More than half a century later, most North American Jews have no more than a hazy notion of who Folke Bernadotte was–assuming they’ve heard of him at all. And, as with so many other issues, assessment among the Jewish cognoscenti varies widely. Hawkish Zionists write him off as prejudiced. Softer supporters of Israel reproach him for being naïve. Independent humanistic Jews will consider him deeply insightful.

Given the “facts on the ground” and behind-the-scenes international maneuvering, Bernadotte’s plan was probably doomed from the beginning. Looking back, it’s hard to assess how it would have worked out in practice. But, certainly, the grim history of the region since then–especially the Occupation phase which began in 1967–has severely shrunk Jewish confidence that the State of Israel is qualified and equipped to serve as an ultimate guarantor of Jewish safety and well-being. And a close, unflinching examination of the half-century military and political track record of Israel’s present leader leads to questions of complicity by silence in allowing an arsonist to pose as firefighter.

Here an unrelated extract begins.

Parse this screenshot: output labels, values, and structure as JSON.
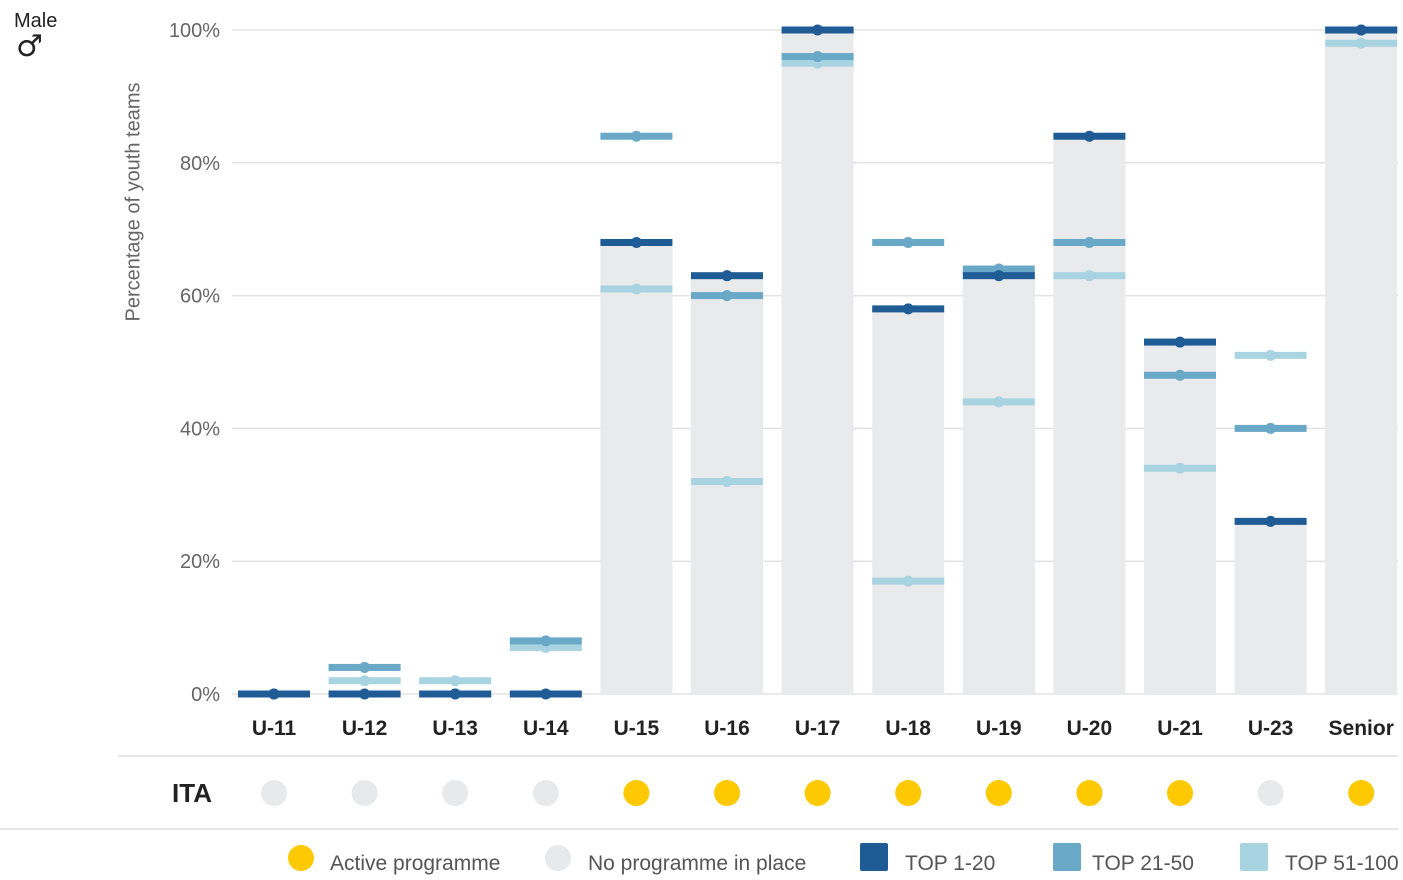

Meanwhile, in this period of spiritual penitence and cleansing, I will grieve the loss of Folke Bernadotte, equal-opportunity rescuer, and will continue to believe that his kind of generic conscience represents the only hope for civilization (though maybe quotation marks should be placed around that word nowadays).

I will imagine the world Jewish community being seized by the same kind of self-critical group introspection being touted so widely for the world Muslim community–beginning with acknowledgment of the nature and history of the current Israeli prime minister, and reflection on what his legacy bodes for the future.

And I will pray for a ripple of Jewish awakening to the fact that Palestinians will remember the Nakba as long as Jews remember the Shoah.